Most caregivers set up the room once — and then quietly suffer the consequences for months.
Wrong bed height. A bedside table that’s always in the way. Overhead lighting that turns every 2 a.m. transfer into a hazard. Small problems that stack up into real strain. Homecare workers have injury rates 70% higher than the national average, and most of those injuries happen during routine tasks: repositioning, transfers, reaching over cluttered surfaces.
The fixes aren’t expensive. They’re just not obvious until someone tells you.
Swap 1: Stop Guessing at Bed Height — Use a Pre-Set Transfer Position
Wrong approach: Adjusting the bed by eye each time, or leaving it at whatever height it shipped at.
Do this instead: use a bed that has a pre-programmed transfer position. The SonderCare Aura sets to 21″ — the height clinical guidelines point to for wheelchair-to-bed and bed-to-standing transfers — with a single button press.
That matters. A lot. Too high and your loved one’s feet dangle; too low and you’re folding yourself in half to assist them. Either way, someone gets hurt eventually.
But height is only half of it. The Aura’s FallSafe Ultra-Low setting drops the platform to 10″ off the floor. Overnight, when fall risk is highest, that’s the position that actually protects them. Two-thirds of falls in older adults are preventable with basic environmental changes — and bed height is near the top of that list.
We cover the full room layout logic in our guide to turning a bedroom into a hospital room at home.
Swap 2: Replace Overhead Lighting With Floor-Level Illumination
Wrong approach: A bright overhead light for nighttime trips to the bathroom.
Harsh overhead lighting at 3 a.m. is disorienting. It takes a moment for eyes to adjust — and in that moment, a person who is already unsteady is moving. That’s the gap where falls happen.
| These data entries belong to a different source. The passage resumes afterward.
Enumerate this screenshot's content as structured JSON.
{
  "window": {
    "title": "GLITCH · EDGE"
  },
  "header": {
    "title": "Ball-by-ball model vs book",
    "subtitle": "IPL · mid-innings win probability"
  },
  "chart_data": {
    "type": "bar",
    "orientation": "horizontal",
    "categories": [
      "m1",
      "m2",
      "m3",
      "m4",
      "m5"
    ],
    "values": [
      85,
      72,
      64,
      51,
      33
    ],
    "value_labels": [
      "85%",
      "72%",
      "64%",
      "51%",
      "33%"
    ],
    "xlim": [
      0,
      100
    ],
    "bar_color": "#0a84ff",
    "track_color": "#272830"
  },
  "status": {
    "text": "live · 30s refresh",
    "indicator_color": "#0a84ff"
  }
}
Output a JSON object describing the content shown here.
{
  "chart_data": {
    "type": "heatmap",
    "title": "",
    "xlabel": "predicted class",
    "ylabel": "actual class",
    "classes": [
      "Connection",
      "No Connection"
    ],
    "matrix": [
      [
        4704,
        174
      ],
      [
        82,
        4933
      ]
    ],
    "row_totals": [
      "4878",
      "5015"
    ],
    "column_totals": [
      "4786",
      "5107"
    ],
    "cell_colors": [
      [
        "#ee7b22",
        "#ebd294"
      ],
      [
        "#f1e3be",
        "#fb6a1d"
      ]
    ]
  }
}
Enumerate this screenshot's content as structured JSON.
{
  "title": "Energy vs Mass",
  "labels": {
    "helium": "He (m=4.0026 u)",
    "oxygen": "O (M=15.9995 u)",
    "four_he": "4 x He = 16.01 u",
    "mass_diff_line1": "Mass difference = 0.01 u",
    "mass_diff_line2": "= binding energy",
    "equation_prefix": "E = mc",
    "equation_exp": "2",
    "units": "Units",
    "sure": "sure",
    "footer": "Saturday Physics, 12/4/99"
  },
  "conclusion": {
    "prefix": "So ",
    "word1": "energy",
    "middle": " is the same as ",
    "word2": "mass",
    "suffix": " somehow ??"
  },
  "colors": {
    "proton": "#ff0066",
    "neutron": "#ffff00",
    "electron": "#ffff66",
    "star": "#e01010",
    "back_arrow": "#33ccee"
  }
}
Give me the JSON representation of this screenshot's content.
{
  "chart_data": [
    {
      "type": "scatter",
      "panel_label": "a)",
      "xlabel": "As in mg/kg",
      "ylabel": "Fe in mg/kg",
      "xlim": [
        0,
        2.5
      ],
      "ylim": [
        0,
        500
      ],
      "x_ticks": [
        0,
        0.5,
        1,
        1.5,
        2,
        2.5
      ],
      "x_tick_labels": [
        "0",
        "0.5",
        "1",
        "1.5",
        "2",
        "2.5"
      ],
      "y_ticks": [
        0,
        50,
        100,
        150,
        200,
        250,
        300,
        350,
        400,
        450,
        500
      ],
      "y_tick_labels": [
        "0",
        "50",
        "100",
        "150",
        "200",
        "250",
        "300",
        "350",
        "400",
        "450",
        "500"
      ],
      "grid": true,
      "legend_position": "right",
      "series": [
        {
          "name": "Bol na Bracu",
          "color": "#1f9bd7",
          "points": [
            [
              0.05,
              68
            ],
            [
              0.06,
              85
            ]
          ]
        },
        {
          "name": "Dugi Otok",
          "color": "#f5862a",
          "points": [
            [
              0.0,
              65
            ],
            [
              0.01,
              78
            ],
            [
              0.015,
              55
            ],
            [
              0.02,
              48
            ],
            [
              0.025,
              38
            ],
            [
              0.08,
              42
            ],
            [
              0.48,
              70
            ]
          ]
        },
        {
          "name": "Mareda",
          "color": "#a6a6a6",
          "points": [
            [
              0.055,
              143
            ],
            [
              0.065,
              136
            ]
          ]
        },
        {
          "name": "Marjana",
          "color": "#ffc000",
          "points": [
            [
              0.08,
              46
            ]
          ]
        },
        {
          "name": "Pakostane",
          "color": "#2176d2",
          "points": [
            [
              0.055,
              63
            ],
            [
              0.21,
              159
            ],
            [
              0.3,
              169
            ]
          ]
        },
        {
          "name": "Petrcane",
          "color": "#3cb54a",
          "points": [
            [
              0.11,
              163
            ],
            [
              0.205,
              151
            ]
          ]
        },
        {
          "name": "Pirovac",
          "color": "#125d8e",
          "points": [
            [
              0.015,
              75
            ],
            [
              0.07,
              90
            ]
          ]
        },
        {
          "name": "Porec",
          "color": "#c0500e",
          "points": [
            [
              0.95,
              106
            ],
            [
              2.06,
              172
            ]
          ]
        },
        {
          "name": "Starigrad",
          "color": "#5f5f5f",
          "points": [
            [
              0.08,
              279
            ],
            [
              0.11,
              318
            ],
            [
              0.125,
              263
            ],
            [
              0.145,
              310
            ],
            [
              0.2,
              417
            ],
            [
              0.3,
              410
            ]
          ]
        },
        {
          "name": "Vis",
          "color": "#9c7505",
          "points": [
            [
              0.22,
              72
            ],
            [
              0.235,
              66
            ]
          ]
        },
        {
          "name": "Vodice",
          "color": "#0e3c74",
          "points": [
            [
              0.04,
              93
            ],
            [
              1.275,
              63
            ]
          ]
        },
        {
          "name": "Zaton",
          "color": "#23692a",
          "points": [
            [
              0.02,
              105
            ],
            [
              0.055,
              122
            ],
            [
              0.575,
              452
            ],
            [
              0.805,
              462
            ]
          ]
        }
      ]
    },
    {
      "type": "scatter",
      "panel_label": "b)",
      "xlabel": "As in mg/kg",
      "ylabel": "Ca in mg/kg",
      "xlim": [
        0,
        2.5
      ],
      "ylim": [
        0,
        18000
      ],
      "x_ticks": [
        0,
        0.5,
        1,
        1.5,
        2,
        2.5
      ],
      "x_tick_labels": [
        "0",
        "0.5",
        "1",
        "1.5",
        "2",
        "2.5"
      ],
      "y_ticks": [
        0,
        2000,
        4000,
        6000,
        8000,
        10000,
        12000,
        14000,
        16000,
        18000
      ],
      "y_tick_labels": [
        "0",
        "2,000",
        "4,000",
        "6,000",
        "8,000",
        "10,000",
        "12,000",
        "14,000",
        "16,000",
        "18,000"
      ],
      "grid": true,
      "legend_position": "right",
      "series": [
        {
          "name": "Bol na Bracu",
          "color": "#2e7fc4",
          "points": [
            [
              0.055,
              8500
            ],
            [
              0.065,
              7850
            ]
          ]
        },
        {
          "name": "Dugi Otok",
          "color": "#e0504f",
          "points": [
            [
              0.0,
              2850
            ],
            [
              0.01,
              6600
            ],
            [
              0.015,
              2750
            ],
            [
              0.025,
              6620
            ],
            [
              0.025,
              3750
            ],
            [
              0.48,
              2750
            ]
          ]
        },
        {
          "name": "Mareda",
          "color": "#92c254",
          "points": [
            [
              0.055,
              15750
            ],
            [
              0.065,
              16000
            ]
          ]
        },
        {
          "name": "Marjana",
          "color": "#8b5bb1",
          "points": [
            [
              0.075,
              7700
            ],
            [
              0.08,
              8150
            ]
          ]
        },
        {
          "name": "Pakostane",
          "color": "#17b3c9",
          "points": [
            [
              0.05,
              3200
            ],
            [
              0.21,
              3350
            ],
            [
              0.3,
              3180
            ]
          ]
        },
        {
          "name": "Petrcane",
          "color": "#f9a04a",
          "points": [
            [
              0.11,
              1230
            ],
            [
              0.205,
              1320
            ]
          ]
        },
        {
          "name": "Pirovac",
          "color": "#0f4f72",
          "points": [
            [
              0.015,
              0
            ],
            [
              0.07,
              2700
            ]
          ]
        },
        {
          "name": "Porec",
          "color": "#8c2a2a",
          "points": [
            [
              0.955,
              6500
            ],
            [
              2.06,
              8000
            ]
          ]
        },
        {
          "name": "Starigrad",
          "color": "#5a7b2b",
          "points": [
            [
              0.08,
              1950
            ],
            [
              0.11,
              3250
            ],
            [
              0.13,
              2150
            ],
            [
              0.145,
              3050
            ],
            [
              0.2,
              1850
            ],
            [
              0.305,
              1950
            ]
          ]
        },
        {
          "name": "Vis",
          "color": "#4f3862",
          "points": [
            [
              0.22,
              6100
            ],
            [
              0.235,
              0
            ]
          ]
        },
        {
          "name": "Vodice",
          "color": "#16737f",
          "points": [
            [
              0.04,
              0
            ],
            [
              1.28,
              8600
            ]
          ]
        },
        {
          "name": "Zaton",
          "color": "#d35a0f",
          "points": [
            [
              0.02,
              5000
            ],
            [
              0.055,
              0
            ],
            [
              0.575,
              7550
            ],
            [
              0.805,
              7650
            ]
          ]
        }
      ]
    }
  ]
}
The better swap: motion-activated floor-level lighting. The SonderCare Underbed Auto-Nightlight ($219) mounts under the bed frame and casts a soft glow at floor level the instant your loved one moves. No switches. No blinding brightness. Just enough light to see where their feet are landing.
It’s a small thing. The kind of thing you forget to add to the equipment list. And then you wish you had.
Swap 3: Ditch the Pulled-Up Chair — Use a Proper Overbed Table
Wrong approach: Pulling a kitchen chair to the bedside for meals, meds, and devices.
Most family caregivers hit a wall around month three — not from the big stuff, but from constant improvising. A kitchen chair is the wrong height. It blocks access. You move it every time you need to reposition. You move it again when they need to sit up.
An overbed table on wheels solves this cleanly. The SonderCare Extra Large Overbed Table ($789) rolls in and out, adjusts in height, and gives your loved one a stable surface for meals, reading, a tablet — without you rearranging the room twice a day.
And it positions caregiving as something designed, not improvised. That psychological shift matters over a long care timeline.
For a full breakdown of what’s actually worth buying versus what’s optional, our guide to equipment for caring for elderly at home walks through the full list — including what Medicare may cover.
Start with the bed height. That one change affects almost every other task in the room.